To test the hypothesis that in experimentally-induced chronic myocardial infarction (CMI; > 4 wk post-MI) in pigs, retrograde delivery of fresh, uncultured, unmodified, autologous adipose-derived regenerative cells (UA-ADRCs) into a temporarily blocked coronary vein improves cardiac function and structure.


The left anterior descending (LAD) coronary artery of pigs was blocked for 180 min at time point T0. Then, either 18 × 106 UA-ADRCs prepared at “point of care” or saline as control were retrogradely delivered via an over-the-wire balloon catheter placed in the temporarily blocked LAD vein 4 wk after T0 (T1). Effects of cells or saline were assessed by cardiac magnetic resonance (CMR) imaging, late gadolinium enhancement CMR imaging, and post mortem histologic analysis 10 wk after T0 (T2).


Unlike the delivery of saline, delivery of UA-ADRCs demonstrated statistically significant improvements in cardiac function and structure at T2 compared to T1 (all values given as mean ± SE): Increased mean LVEF (UA-ADRCs group: 34.3% ± 2.9% at T1 vs 40.4 ± 2.6% at T2, P = 0.037; saline group: 37.8% ± 2.6% at T1 vs 36.2% ± 2.4% at T2, P > 0.999), increased mean cardiac output (UA-ADRCs group: 2.7 ± 0.2 L/min at T1 vs 3.8 ± 0.2 L/min at T2, P = 0.002; saline group: 3.4 ± 0.3 L/min at T1 vs 3.6 ± 0.3 L/min at T2, P = 0.798), increased mean mass of the left ventricle (UA-ADRCs group: 55.3 ± 5.0 g at T1 vs 71.3 ± 4.5 g at T2, P < 0.001; saline group: 63.2 ± 3.4 g at T1 vs 68.4 ± 4.0 g at T2, P = 0.321) and reduced mean relative amount of scar volume of the left ventricular wall (UA-ADRCs group: 20.9% ± 2.3% at T1 vs 16.6% ± 1.2% at T2, P = 0.042; saline group: 17.6% ± 1.4% at T1 vs 22.7% ± 1.8% at T2, P = 0.022).


Retrograde cell delivery of UA-ADRCs in a porcine model for the study of CMI significantly improved myocardial function, increased myocardial mass and reduced the formation of scar tissue.

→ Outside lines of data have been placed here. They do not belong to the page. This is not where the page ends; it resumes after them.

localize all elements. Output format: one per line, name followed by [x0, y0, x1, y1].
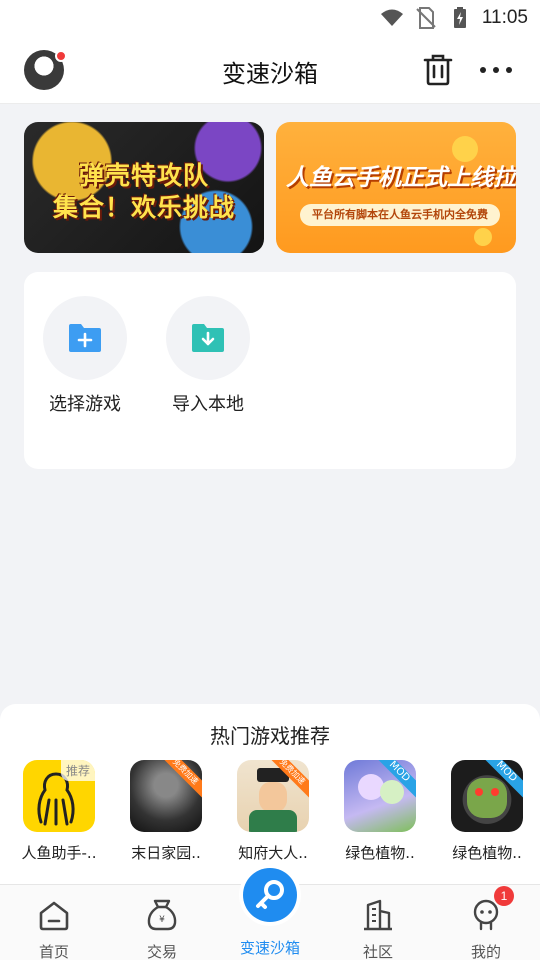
game-name: 知府大人.. [238, 844, 308, 862]
status-icons: 11:05 [380, 6, 528, 30]
zombie-eye-shape [475, 788, 483, 796]
game-item[interactable]: MOD 绿色植物.. [337, 760, 423, 863]
wifi-icon [380, 9, 403, 26]
nav-label: 交易 [146, 943, 177, 960]
banner-line-2: 集合！欢乐挑战 [52, 193, 235, 222]
nav-item-trade[interactable]: ¥ 交易 [122, 897, 202, 960]
banner-cloud-phone[interactable]: 人鱼云手机正式上线拉 平台所有脚本在人鱼云手机内全免费 [276, 122, 516, 253]
official-face-shape [259, 782, 287, 812]
app-header: 变速沙箱 [0, 38, 540, 104]
game-name: 末日家园.. [131, 844, 201, 862]
status-bar: 11:05 [0, 0, 540, 38]
home-icon [39, 901, 69, 931]
import-local-icon-bg [166, 296, 250, 380]
game-tag: 免费加速 [156, 760, 202, 801]
notification-badge: 1 [494, 886, 514, 906]
select-game-label: 选择游戏 [49, 394, 121, 415]
trade-bag-icon: ¥ [147, 899, 177, 931]
nav-item-community[interactable]: 社区 [338, 897, 418, 960]
battery-charging-icon [453, 7, 466, 28]
banner-line-1: 弹壳特攻队 [78, 161, 209, 190]
svg-text:¥: ¥ [159, 915, 165, 925]
banner-title: 人鱼云手机正式上线拉 [286, 165, 516, 191]
status-time: 11:05 [481, 7, 528, 28]
character-head-shape [380, 780, 404, 804]
speed-sandbox-center-button[interactable] [243, 868, 297, 922]
game-item[interactable]: 推荐 人鱼助手-.. [16, 760, 102, 863]
import-local-button[interactable]: 导入本地 [166, 296, 250, 416]
page-title: 变速沙箱 [222, 60, 318, 88]
banner-subtitle: 平台所有脚本在人鱼云手机内全免费 [300, 204, 500, 226]
nav-item-home[interactable]: 首页 [14, 897, 94, 960]
no-sim-icon [416, 7, 436, 29]
game-item[interactable]: 免费加速 末日家园.. [123, 760, 209, 863]
trash-icon[interactable] [420, 52, 456, 88]
speed-key-icon [256, 880, 284, 909]
sandbox-actions-card: 选择游戏 导入本地 [24, 272, 516, 469]
banner-game-event[interactable]: 弹壳特攻队 集合！欢乐挑战 [24, 122, 264, 253]
zombie-eye-shape [491, 788, 499, 796]
game-name: 人鱼助手-.. [21, 844, 97, 862]
folder-add-icon [69, 324, 101, 352]
game-item[interactable]: 免费加速 知府大人.. [230, 760, 316, 863]
official-robe-shape [249, 810, 297, 832]
nav-label: 变速沙箱 [239, 939, 300, 957]
more-dots-icon[interactable] [476, 54, 516, 86]
game-item[interactable]: MOD 绿色植物.. [444, 760, 530, 863]
game-thumb: 免费加速 [130, 760, 202, 832]
community-building-icon [364, 899, 392, 931]
game-thumb: 推荐 [23, 760, 95, 832]
coin-decoration [474, 228, 492, 246]
nav-item-profile[interactable]: 我的 [446, 897, 526, 960]
game-thumb: MOD [344, 760, 416, 832]
game-tag: 推荐 [60, 760, 95, 781]
nav-label: 首页 [38, 943, 69, 960]
select-game-button[interactable]: 选择游戏 [43, 296, 127, 416]
nav-label: 社区 [362, 943, 393, 960]
recommendations-title: 热门游戏推荐 [210, 724, 330, 748]
game-thumb: MOD [451, 760, 523, 832]
game-name: 绿色植物.. [345, 844, 415, 862]
game-thumb: 免费加速 [237, 760, 309, 832]
zombie-face-shape [467, 778, 507, 818]
nav-label: 我的 [470, 943, 501, 960]
folder-import-icon [192, 324, 224, 352]
game-name: 绿色植物.. [452, 844, 522, 862]
import-local-label: 导入本地 [172, 394, 244, 415]
select-game-icon-bg [43, 296, 127, 380]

Keywords: Adipose tissue-derived regenerative cells, Chronic myocardial infarction, Heart failure, Stem cells, Translational medicine, Point of care cell therapy

Core tip: We report results derived from a feasibility study on pigs whose left anterior descending artery was occluded for 180 min. Four weeks later, 18 × 106 fresh, uncultured, unmodified, autologous adipose-derived regenerative cells were retrogradely delivered into the balloon-blocked left anterior descending vein (control: delivery of saline). Another 6 wk later, the mean left ventricular mass (+29%; P < 0.001) and cardiac output (+37%; P = 0.002) had significantly increased after cell delivery. The unique combination of the procedure used for isolating stem cells and the novel cell delivery route applied in the present study potentially opens new horizons for clinical therapy for chronic myocardial infarction.